Don’t Overwork the Meat
Before you start, a bit of dampness at the start will keep your hands from getting sticky. When making the perfect hamburger patty, remember—the more you handle the meat, the tougher your burger will be. In a large bowl, pull the meat apart into small chunks, add salt or other seasonings, and toss gently with fingers spread apart until loosely mixed.
Make Burger Patties With a Dimple in the Center
Divide the meat into equal portions and form patties about 3/4-inch thick at the edges and 1/2-inch thick in the center. Since burgers shrink and pull in as they cook, this dimple will even out as the burgers cook, resulting in an even patty-shaped burger at the end.

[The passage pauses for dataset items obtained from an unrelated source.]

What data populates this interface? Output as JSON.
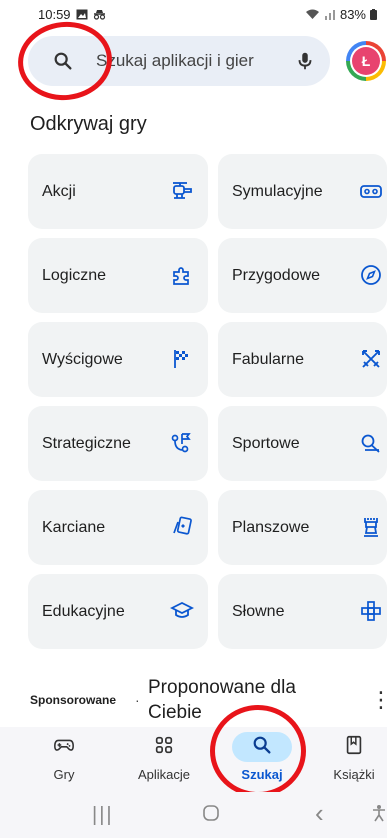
{
  "status_bar": {
    "time": "10:59",
    "battery": "83%",
    "icons": [
      "gallery-icon",
      "incognito-icon",
      "wifi-icon",
      "signal-icon",
      "battery-icon"
    ]
  },
  "search": {
    "placeholder": "Szukaj aplikacji i gier",
    "icons": [
      "search-icon",
      "mic-icon"
    ]
  },
  "avatar": {
    "letter": "Ł"
  },
  "section_title": "Odkrywaj gry",
  "categories": [
    {
      "label": "Akcji",
      "icon": "helicopter-icon"
    },
    {
      "label": "Symulacyjne",
      "icon": "vr-headset-icon"
    },
    {
      "label": "Logiczne",
      "icon": "puzzle-icon"
    },
    {
      "label": "Przygodowe",
      "icon": "compass-icon"
    },
    {
      "label": "Wyścigowe",
      "icon": "checkered-flag-icon"
    },
    {
      "label": "Fabularne",
      "icon": "crossed-swords-icon"
    },
    {
      "label": "Strategiczne",
      "icon": "strategy-icon"
    },
    {
      "label": "Sportowe",
      "icon": "whistle-icon"
    },
    {
      "label": "Karciane",
      "icon": "cards-icon"
    },
    {
      "label": "Planszowe",
      "icon": "chess-rook-icon"
    },
    {
      "label": "Edukacyjne",
      "icon": "graduation-cap-icon"
    },
    {
      "label": "Słowne",
      "icon": "word-grid-icon"
    }
  ],
  "sponsored": {
    "label": "Sponsorowane",
    "separator": "·",
    "title": "Proponowane dla Ciebie",
    "more": "⋮"
  },
  "bottom_nav": [
    {
      "label": "Gry",
      "icon": "gamepad-icon"
    },
    {
      "label": "Aplikacje",
      "icon": "apps-icon"
    },
    {
      "label": "Szukaj",
      "icon": "search-icon",
      "active": true
    },
    {
      "label": "Książki",
      "icon": "bookmark-book-icon"
    }
  ],
  "system_nav": {
    "recents": "|||",
    "back": "‹"
  },
  "colors": {
    "accent": "#0b57d0",
    "active_pill": "#c2e7ff",
    "tile_bg": "#f1f3f4",
    "annotation_circle": "#e8141a"
  }
}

Start With a Clean Cooking Grate
Before you grill the patty, put the patties on a tray or platter, covered, in the fridge while the grill heats up. This helps more of the flavor-carrying fat stay in the meat. Bits of debris encourage sticking, as does an un-oiled surface and too low a temperature. You want your burgers to sizzle immediately, firm up quickly, and release from the grill.
Flip the Burgers Once and Only Once
Keep the grill at a steady high heat (you can hold your hand 1 to 2 inches above grill level for 2 to 3 seconds). Constant turning will toughen and dry out the meat, and if you flip too soon, burgers will stick. Cook two minutes per side for rare, three minutes for medium-rare, four minutes for medium, and five minutes for well-done.

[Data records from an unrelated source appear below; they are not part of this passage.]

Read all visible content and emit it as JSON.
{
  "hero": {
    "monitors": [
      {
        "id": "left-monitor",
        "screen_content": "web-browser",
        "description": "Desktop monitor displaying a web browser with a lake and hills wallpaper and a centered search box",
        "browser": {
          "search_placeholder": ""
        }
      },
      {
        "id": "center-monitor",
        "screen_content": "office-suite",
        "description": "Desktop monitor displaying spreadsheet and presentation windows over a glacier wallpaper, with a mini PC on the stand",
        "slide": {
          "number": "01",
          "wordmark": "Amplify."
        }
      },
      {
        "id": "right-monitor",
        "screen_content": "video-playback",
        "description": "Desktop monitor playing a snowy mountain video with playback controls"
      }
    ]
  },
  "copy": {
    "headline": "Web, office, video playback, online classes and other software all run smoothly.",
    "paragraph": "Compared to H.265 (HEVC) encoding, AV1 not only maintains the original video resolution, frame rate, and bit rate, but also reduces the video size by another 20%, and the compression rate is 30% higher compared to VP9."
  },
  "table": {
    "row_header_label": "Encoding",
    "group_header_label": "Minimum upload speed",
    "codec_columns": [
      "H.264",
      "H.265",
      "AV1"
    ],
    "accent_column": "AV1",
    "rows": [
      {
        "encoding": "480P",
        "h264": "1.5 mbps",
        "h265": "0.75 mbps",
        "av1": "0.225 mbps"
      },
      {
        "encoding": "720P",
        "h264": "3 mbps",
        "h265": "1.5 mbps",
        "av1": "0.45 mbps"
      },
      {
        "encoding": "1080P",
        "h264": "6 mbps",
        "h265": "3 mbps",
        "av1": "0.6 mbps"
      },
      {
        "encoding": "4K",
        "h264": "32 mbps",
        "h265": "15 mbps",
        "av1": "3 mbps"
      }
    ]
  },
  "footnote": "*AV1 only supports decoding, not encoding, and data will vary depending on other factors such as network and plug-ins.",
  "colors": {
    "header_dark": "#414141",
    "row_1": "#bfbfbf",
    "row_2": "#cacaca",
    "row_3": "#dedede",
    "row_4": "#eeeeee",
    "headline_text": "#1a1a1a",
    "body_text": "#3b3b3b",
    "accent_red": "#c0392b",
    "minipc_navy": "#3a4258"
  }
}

Don’t Press Burgers While Cooking
This is an all too common mistake in burger grilling. It’s also one that’s heartbreaking to witness. When the cook takes a spatula and presses down on each burger, the juice just pours out onto the flame, taking all that moistness and flavor with it. Let your burgers hold onto their natural juiciness and just let them cook in peace!
Let Burgers Rest
Resting allows burgers, like all meat, to finish cooking and allows their juices, which have collected on the surface during grilling, to redistribute throughout the patty for maximum juiciness. Since burgers are generally somewhat small (compared to giant roasts), just 10 minutes will do it.
Freshly ground black pepper, garlic powder, or Worcestershire sauce add just enough flavor and enhance the meat. Just make sure you don’t go overboard. Remember, if you’re making your burgers with beef chuck, they’re going to have a deep, meaty flavor that you actually want to be able to taste, so keep it simple.